Floseal Anatomical Therapeutic Chemical codes:

B02BC06 - Thrombin
B02BD30 - Thrombin

Floseal pharmaceutical companies:

Baxter

References

Dailymed."THROMBIN HUMAN POWDER, FOR SOLUTION [ETHICON, INC]". https://dailymed.nlm.nih.gov/dailym... (accessed August 28, 2018).
"Thrombin human". https://pubchem.ncbi.nlm.nih.gov/su... (accessed August 28, 2018).
"Thrombin". https://pubchem.ncbi.nlm.nih.gov/su... (accessed August 28, 2018).

Frequently asked Questions

Can i drive or operate heavy machine after consuming Floseal?

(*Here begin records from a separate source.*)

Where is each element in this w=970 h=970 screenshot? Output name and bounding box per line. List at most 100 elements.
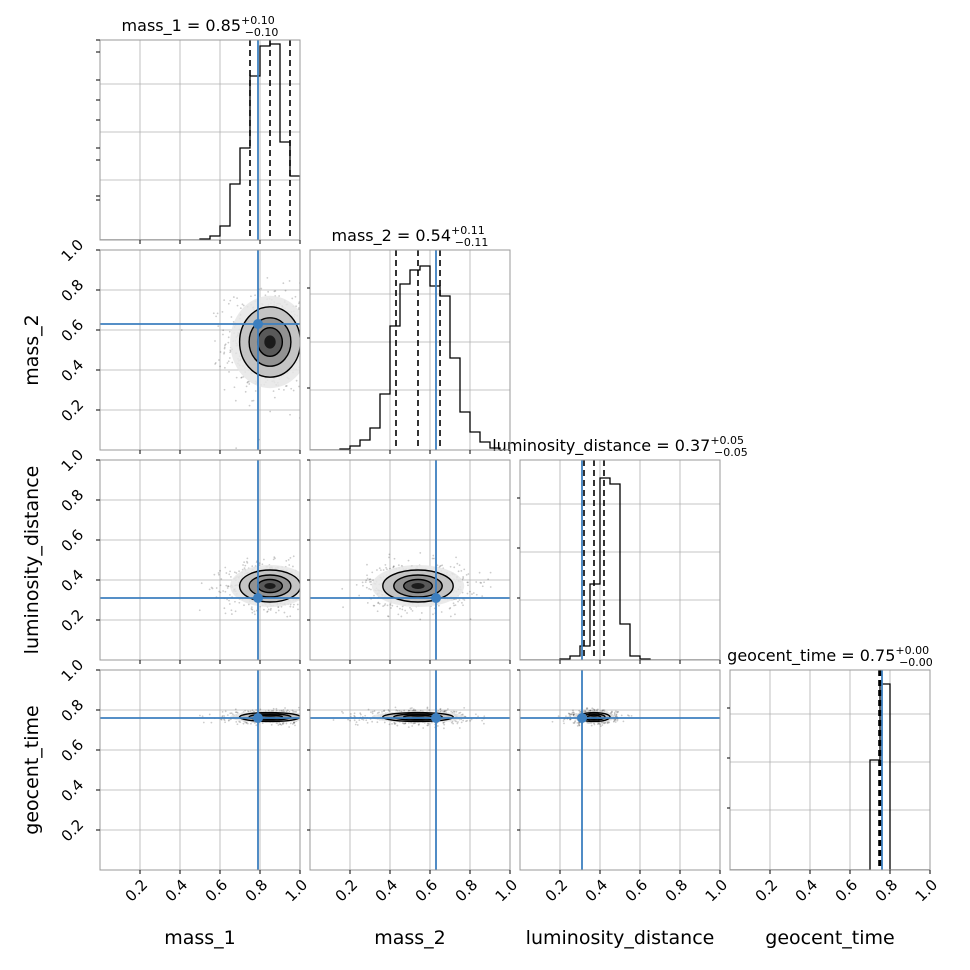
sample-point	[214, 340, 216, 342]
sample-point	[610, 711, 612, 714]
sample-point	[275, 709, 278, 712]
sample-point	[219, 569, 221, 572]
sample-point	[307, 352, 309, 354]
sample-point	[221, 310, 224, 313]
sample-point	[378, 567, 381, 570]
sample-point	[397, 613, 400, 616]
sample-point	[228, 330, 231, 333]
sample-point	[569, 715, 572, 718]
sample-point	[269, 410, 272, 413]
sample-point	[278, 388, 280, 391]
sample-point	[453, 604, 455, 607]
sample-point	[303, 361, 305, 363]
sample-point	[250, 722, 252, 725]
sample-point	[313, 719, 315, 721]
sample-point	[472, 592, 475, 594]
sample-point	[467, 573, 470, 575]
sample-point	[247, 710, 249, 713]
sample-point	[330, 360, 332, 362]
sample-point	[341, 710, 343, 713]
sample-point	[563, 722, 565, 725]
sample-point	[376, 569, 378, 571]
sample-point	[217, 325, 220, 328]
sample-point	[303, 340, 305, 342]
sample-point	[306, 569, 308, 571]
sample-point	[295, 710, 298, 713]
sample-point	[305, 719, 307, 721]
sample-point	[452, 710, 455, 713]
y-tick-label: 0.6	[58, 526, 88, 556]
sample-point	[370, 583, 372, 586]
sample-point	[306, 333, 308, 335]
panel-mass_2-vs-luminosity_distance	[307, 459, 511, 664]
sample-point	[227, 360, 230, 363]
sample-point	[304, 338, 306, 340]
sample-point	[291, 723, 294, 725]
sample-point	[305, 589, 307, 591]
sample-point	[210, 721, 213, 724]
sample-point	[230, 609, 233, 612]
sample-point	[590, 724, 593, 727]
contour-line-0	[382, 569, 454, 603]
sample-point	[400, 564, 403, 567]
x-tick-label: 0.2	[542, 876, 572, 906]
sample-point	[467, 581, 469, 584]
sample-point	[306, 369, 308, 371]
sample-point	[433, 557, 435, 560]
sample-point	[570, 713, 573, 716]
sample-point	[273, 396, 276, 399]
sample-point	[412, 709, 415, 712]
x-tick-label: 0.2	[752, 876, 782, 906]
sample-point	[466, 592, 469, 595]
histogram-step-luminosity_distance	[520, 477, 720, 660]
sample-point	[235, 572, 238, 574]
sample-point	[224, 344, 226, 347]
sample-point	[585, 708, 588, 711]
sample-point	[244, 390, 247, 393]
sample-point	[401, 722, 404, 725]
sample-point	[291, 297, 294, 300]
x-tick-label: 0.4	[162, 876, 192, 906]
y-tick-label: 0.6	[58, 736, 88, 766]
y-tick-label: 0.6	[58, 316, 88, 346]
sample-point	[365, 579, 368, 582]
sample-point	[236, 723, 239, 726]
x-tick-label: 0.6	[832, 876, 862, 906]
panel-luminosity_distance-vs-geocent_time: 0.2 0.4 0.6 0.8 1.0	[517, 669, 731, 906]
sample-point	[270, 607, 272, 610]
sample-point	[470, 718, 473, 721]
sample-point	[223, 719, 226, 722]
truth-marker	[431, 713, 441, 723]
y-tick-label: 1.0	[58, 656, 88, 686]
sample-point	[313, 712, 315, 714]
sample-point	[569, 713, 572, 716]
sample-point	[233, 386, 236, 389]
sample-point	[217, 572, 220, 574]
sample-point	[282, 709, 285, 712]
sample-point	[307, 577, 309, 579]
sample-point	[273, 556, 276, 559]
sample-point	[449, 615, 452, 618]
sample-point	[463, 706, 466, 709]
sample-point	[419, 618, 422, 621]
sample-point	[366, 577, 369, 580]
sample-point	[369, 588, 372, 591]
sample-point	[285, 384, 288, 387]
sample-point	[313, 587, 315, 589]
sample-point	[214, 363, 216, 365]
x-tick-label: 0.4	[582, 876, 612, 906]
sample-point	[288, 564, 291, 566]
sample-point	[391, 723, 393, 725]
sample-point	[601, 724, 604, 726]
sample-point	[446, 708, 449, 710]
sample-point	[341, 587, 344, 590]
sample-point	[396, 709, 399, 712]
sample-point	[565, 715, 567, 718]
sample-point	[272, 390, 275, 393]
sample-point	[465, 573, 468, 576]
panel-geocent_time-hist: 0.2 0.4 0.6 0.8 1.0	[727, 669, 941, 906]
sample-point	[583, 710, 585, 713]
sample-point	[358, 594, 361, 597]
sample-point	[426, 724, 429, 727]
sample-point	[366, 602, 369, 604]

Depending on the reaction of the Floseal after taken, if you are feeling dizziness, drowsiness or any weakness as a reaction on your body, Then consider Floseal not safe to drive or operate heavy machine after consumption. Meaning that, do not drive or operate heavy duty machines after taking the capsule if the capsule has a strange reaction on your body like dizziness, drowsiness. As prescribed by a pharmacist, it is dangerous to take alcohol while taking medicines as it exposed patients to drowsiness and health risk. Please take note of such effect most especially when taking Primosa capsule. It's advisable to consult your doctor on time for a proper recommendation and medical consultations.

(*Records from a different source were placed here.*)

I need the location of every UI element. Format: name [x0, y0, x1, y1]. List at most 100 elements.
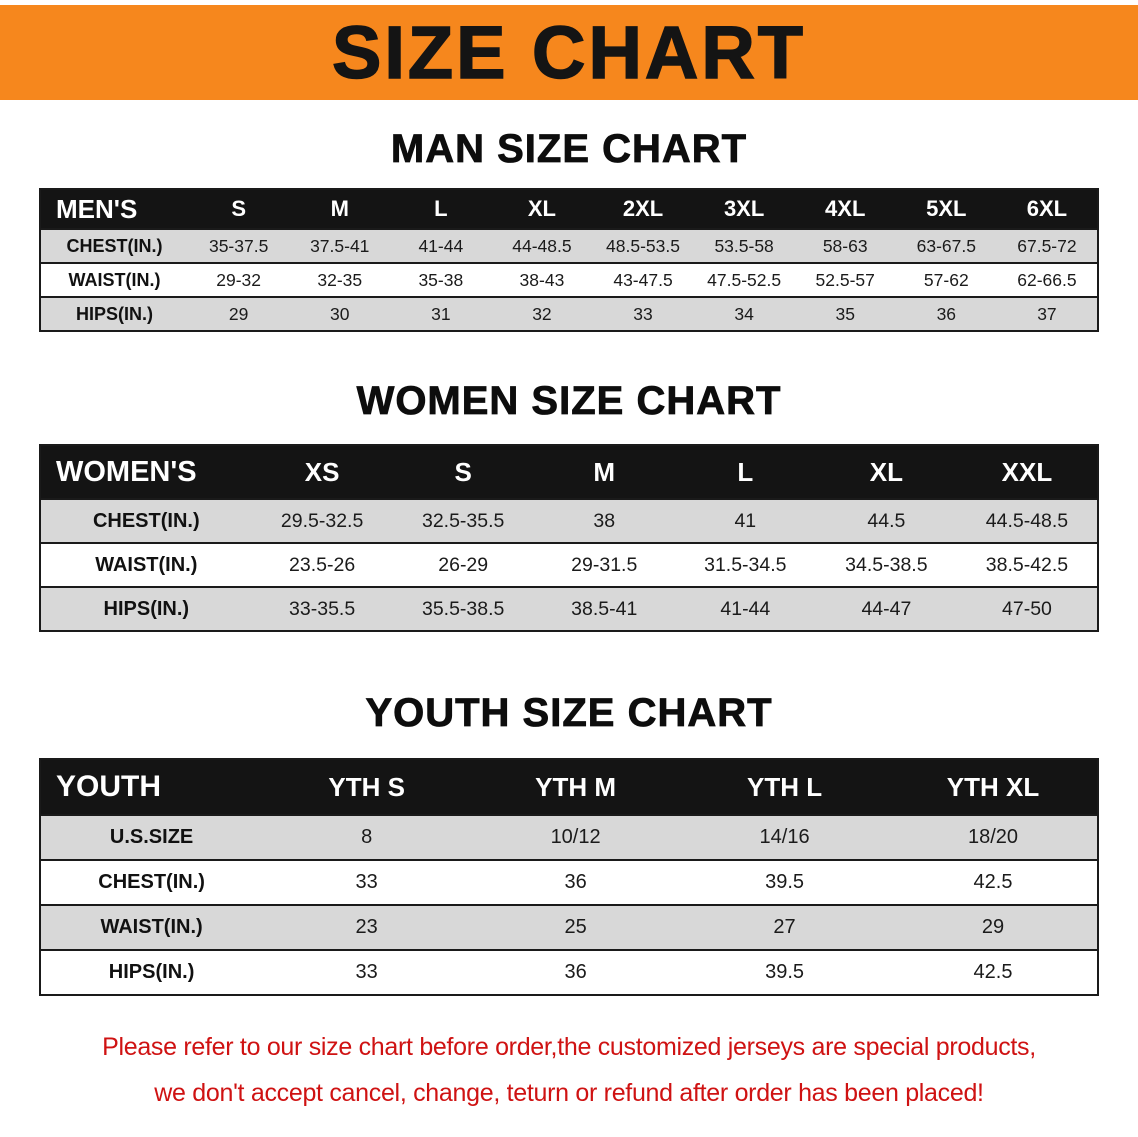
- row-label: U.S.SIZE: [109, 826, 194, 848]
- section-men: MAN SIZE CHART MEN'S S M L XL 2XL 3XL 4XL 5XL 6XL…: [0, 126, 1138, 332]
- table-title-cell: WOMEN'S: [40, 445, 252, 499]
- size-value-cell: 43-47.5: [613, 269, 673, 290]
- size-value-cell: 35: [835, 303, 855, 324]
- size-value-cell: 23.5-26: [289, 553, 356, 576]
- table-row: U.S.SIZE 8 10/12 14/16 18/20: [40, 815, 1098, 860]
- size-value-cell: 32-35: [317, 269, 363, 290]
- size-value-cell: 35-38: [418, 269, 464, 290]
- size-value-cell: 35.5-38.5: [421, 597, 505, 620]
- section-women: WOMEN SIZE CHART WOMEN'S XS S M L XL XXL CHEST(…: [0, 378, 1138, 632]
- size-value-cell: 33: [355, 871, 378, 893]
- size-value-cell: 36: [564, 871, 587, 893]
- size-value-cell: 39.5: [765, 871, 805, 893]
- size-header-cell: 5XL: [895, 189, 997, 229]
- disclaimer-line-1: Please refer to our size chart before or…: [102, 1033, 1036, 1061]
- row-label: WAIST(IN.): [68, 269, 161, 290]
- size-value-cell: 33-35.5: [289, 597, 356, 620]
- table-row: WAIST(IN.) 23 25 27 29: [40, 905, 1098, 950]
- size-value-cell: 29: [981, 916, 1005, 938]
- row-label: CHEST(IN.): [98, 871, 205, 893]
- size-value-cell: 35-37.5: [208, 235, 269, 256]
- size-value-cell: 30: [330, 303, 350, 324]
- size-value-cell: 58-63: [822, 235, 868, 256]
- table-row: HIPS(IN.) 33-35.5 35.5-38.5 38.5-41 41-44 44-…: [40, 587, 1098, 631]
- size-value-cell: 34.5-38.5: [845, 553, 928, 576]
- size-header-cell: XXL: [956, 445, 1098, 499]
- size-value-cell: 26-29: [438, 553, 489, 576]
- size-value-cell: 18/20: [967, 826, 1019, 848]
- size-chart-page: SIZE CHART MAN SIZE CHART MEN'S S M L XL 2XL 3…: [0, 5, 1138, 1116]
- size-value-cell: 53.5-58: [714, 235, 774, 256]
- size-value-cell: 62-66.5: [1017, 269, 1077, 290]
- size-value-cell: 8: [361, 826, 373, 848]
- size-value-cell: 41-44: [720, 597, 771, 620]
- size-value-cell: 36: [564, 961, 587, 983]
- size-value-cell: 44.5-48.5: [985, 509, 1069, 532]
- table-row: HIPS(IN.) 33 36 39.5 42.5: [40, 950, 1098, 995]
- size-header-cell: YTH M: [471, 759, 681, 815]
- row-label: WAIST(IN.): [100, 916, 203, 938]
- table-title-cell: YOUTH: [40, 759, 263, 815]
- row-label: CHEST(IN.): [92, 509, 200, 532]
- size-value-cell: 47.5-52.5: [707, 269, 782, 290]
- size-value-cell: 34: [734, 303, 754, 324]
- size-value-cell: 38.5-41: [571, 597, 638, 620]
- size-value-cell: 36: [936, 303, 957, 324]
- size-value-cell: 42.5: [973, 871, 1013, 893]
- size-value-cell: 32.5-35.5: [421, 509, 505, 532]
- size-header-cell: L: [674, 445, 816, 499]
- size-value-cell: 29-31.5: [571, 553, 638, 576]
- women-size-table: WOMEN'S XS S M L XL XXL CHEST(IN.) 29.5-32.5 32.5…: [39, 444, 1099, 632]
- size-value-cell: 29.5-32.5: [280, 509, 364, 532]
- row-label: HIPS(IN.): [108, 961, 195, 983]
- row-label: HIPS(IN.): [103, 597, 190, 620]
- table-title-cell: MEN'S: [40, 189, 189, 229]
- size-value-cell: 33: [633, 303, 653, 324]
- size-header-cell: 3XL: [693, 189, 795, 229]
- size-value-cell: 44.5: [867, 509, 906, 532]
- size-value-cell: 29: [228, 303, 249, 324]
- size-value-cell: 44-47: [861, 597, 912, 620]
- table-row: CHEST(IN.) 33 36 39.5 42.5: [40, 860, 1098, 905]
- size-value-cell: 41-44: [418, 235, 464, 256]
- size-value-cell: 44-48.5: [512, 235, 572, 256]
- size-value-cell: 41: [734, 509, 757, 532]
- size-header-cell: S: [392, 445, 534, 499]
- size-value-cell: 38-43: [519, 269, 565, 290]
- section-youth: YOUTH SIZE CHART YOUTH YTH S YTH M YTH L YTH…: [0, 690, 1138, 996]
- size-value-cell: 10/12: [550, 826, 601, 848]
- size-value-cell: 38.5-42.5: [985, 553, 1069, 576]
- size-header-cell: 2XL: [592, 189, 694, 229]
- size-header-cell: XL: [491, 189, 593, 229]
- size-value-cell: 57-62: [923, 269, 969, 290]
- size-value-cell: 63-67.5: [916, 235, 976, 256]
- size-header-cell: S: [188, 189, 290, 229]
- row-label: WAIST(IN.): [95, 553, 198, 576]
- size-header-cell: 6XL: [996, 189, 1098, 229]
- table-header-row: MEN'S S M L XL 2XL 3XL 4XL 5XL 6XL: [40, 189, 1098, 229]
- size-value-cell: 31.5-34.5: [704, 553, 787, 576]
- size-value-cell: 37: [1037, 303, 1057, 324]
- size-value-cell: 38: [593, 509, 616, 532]
- table-row: WAIST(IN.) 23.5-26 26-29 29-31.5 31.5-34.5 34…: [40, 543, 1098, 587]
- row-label: HIPS(IN.): [76, 303, 154, 324]
- size-chart-banner: SIZE CHART: [0, 5, 1138, 100]
- size-header-cell: XL: [815, 445, 957, 499]
- size-value-cell: 42.5: [973, 961, 1013, 983]
- table-header-row: WOMEN'S XS S M L XL XXL: [40, 445, 1098, 499]
- size-value-cell: 27: [773, 916, 796, 938]
- size-value-cell: 67.5-72: [1017, 235, 1077, 256]
- size-value-cell: 39.5: [765, 961, 805, 983]
- size-value-cell: 52.5-57: [815, 269, 875, 290]
- size-header-cell: YTH L: [680, 759, 890, 815]
- size-header-cell: M: [289, 189, 391, 229]
- table-row: WAIST(IN.) 29-32 32-35 35-38 38-43 43-47.5 47.…: [40, 263, 1098, 297]
- size-header-cell: YTH S: [262, 759, 472, 815]
- size-value-cell: 31: [431, 303, 451, 324]
- size-header-cell: 4XL: [794, 189, 896, 229]
- size-value-cell: 37.5-41: [310, 235, 370, 256]
- women-section-heading: WOMEN SIZE CHART: [356, 379, 782, 424]
- disclaimer-line-2: we don't accept cancel, change, teturn o…: [154, 1079, 984, 1107]
- size-value-cell: 14/16: [759, 826, 810, 848]
- table-row: CHEST(IN.) 29.5-32.5 32.5-35.5 38 41 44.5 44.5…: [40, 499, 1098, 543]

Is Floseal addictive or habit forming?

Medicines are not designed with the mind of creating an addiction or abuse on the health of the users. Addictive Medicine is categorically called Controlled substances by the government. For instance, Schedule H or X in India and schedule II-V in the US are controlled substances.

Please consult the medicine instruction manual on how to use and ensure it is not a controlled substance.In conclusion, self medication is a killer to your health. Consult your doctor for a proper prescription, recommendation, and guidiance.

Review

sdrugs.com conducted a study on Floseal, and the result of the survey is set out below. It is noteworthy that the product of the survey is based on the perception and impressions of the visitors of the website as well as the views of Floseal consumers. We, as a result of this, advice that you do not base your therapeutic or medical decisions on this result, but rather consult your certified medical experts for their recommendations.